Real-Time Access To All U.S. Drones & Warplanes Video With $26 Worth Of Software

Oy. Just Oy.

For crying out loud, I use encryption on sensitive emails, and set up a basic VPN server so I can use it when I’m using my iPhone through public wi-fi (like at Starbucks or the airport or something). Did the U.S. military really not think this one through?
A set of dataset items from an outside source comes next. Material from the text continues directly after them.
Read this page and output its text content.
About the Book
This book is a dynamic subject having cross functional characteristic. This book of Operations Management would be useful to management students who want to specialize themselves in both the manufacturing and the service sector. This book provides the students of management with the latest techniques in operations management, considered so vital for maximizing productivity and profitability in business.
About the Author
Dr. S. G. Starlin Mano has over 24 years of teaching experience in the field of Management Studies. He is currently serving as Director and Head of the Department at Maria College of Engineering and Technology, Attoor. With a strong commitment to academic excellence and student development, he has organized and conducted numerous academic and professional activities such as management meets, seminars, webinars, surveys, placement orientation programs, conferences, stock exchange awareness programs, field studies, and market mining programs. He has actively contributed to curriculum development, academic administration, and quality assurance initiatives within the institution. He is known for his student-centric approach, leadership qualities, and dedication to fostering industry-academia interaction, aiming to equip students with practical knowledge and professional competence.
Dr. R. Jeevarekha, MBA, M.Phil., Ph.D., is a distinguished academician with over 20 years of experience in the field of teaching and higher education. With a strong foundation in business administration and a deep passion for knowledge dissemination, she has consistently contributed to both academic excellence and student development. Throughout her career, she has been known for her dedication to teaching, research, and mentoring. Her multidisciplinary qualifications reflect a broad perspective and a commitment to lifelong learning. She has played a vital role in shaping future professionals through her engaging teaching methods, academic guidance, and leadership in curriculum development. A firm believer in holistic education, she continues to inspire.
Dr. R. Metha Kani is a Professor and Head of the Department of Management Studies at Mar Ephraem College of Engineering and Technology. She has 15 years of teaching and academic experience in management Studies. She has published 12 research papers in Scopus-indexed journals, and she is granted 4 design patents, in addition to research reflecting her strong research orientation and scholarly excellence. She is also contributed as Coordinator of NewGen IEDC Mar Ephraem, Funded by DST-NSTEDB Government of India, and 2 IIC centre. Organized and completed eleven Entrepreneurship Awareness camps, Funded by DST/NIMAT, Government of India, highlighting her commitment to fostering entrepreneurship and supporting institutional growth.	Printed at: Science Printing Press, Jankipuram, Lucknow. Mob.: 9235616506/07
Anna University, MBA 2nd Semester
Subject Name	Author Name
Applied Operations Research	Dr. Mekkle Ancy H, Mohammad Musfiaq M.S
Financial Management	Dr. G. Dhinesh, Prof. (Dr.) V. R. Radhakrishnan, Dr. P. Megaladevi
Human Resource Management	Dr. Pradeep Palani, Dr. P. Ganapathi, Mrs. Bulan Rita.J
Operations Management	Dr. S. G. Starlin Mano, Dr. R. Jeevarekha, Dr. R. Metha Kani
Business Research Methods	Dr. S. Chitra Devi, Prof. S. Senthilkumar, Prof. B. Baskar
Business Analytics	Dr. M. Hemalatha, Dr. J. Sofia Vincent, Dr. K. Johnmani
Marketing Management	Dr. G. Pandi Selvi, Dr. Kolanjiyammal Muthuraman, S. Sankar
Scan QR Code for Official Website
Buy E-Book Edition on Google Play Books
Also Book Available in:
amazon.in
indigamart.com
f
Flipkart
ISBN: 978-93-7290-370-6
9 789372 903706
How’d the militants manage to get access to such secret data? Basically by pointing satellite dishes up, and waiting for the drone feeds to pour in. According to the Journal, militants have exploited a weakness: The data links between the drone and the ground control station were never encrypted. Which meant that pretty much anyone could tap into the overhead surveillance that many commanders feel is America’s most important advantage in its two wars. Pretty much anyone could intercept the feeds of the drones that are the focal point for the secret U.S. war in Pakistan.

Using cheap, downloadable programs like SkyGrabber, militants were apparently able to watch and record the video feed — and potentially be tipped off when U.S. and coalition forces are stalking them. The $26 software was originally designed to let users download movies and songs off of the internet. Turns out, the program lets you nab Predator drone feeds just as easily as pirated copies of The Hangover.

When they say “encryption,” most people assume some super-secret, super-expensive spy-gear stuff that only the military knows about – or is able to deploy. But we’re not talking about that. The military may have proprietary encryption algorithms which the hoi polloi (like me) don’t know anything about, but they wouldn’t have had to in order to avoid this problem. In the last fifteen years or so, open-sourced encryption algorithms have advanced to the point where the NSA themselves have put their stamp of approval on them. Right now, AES-256 is cheap, widely available, and would require more computing horsepower than is available on the entire planet, combined, working for thousands of years, in order to brute-force crack. It’s that good. That the military didn’t bother including this as a module in what they consider (rightly) to be a huge military advantage (and a correspondingly huge security breach, when cracked by militants) is simply beyond me.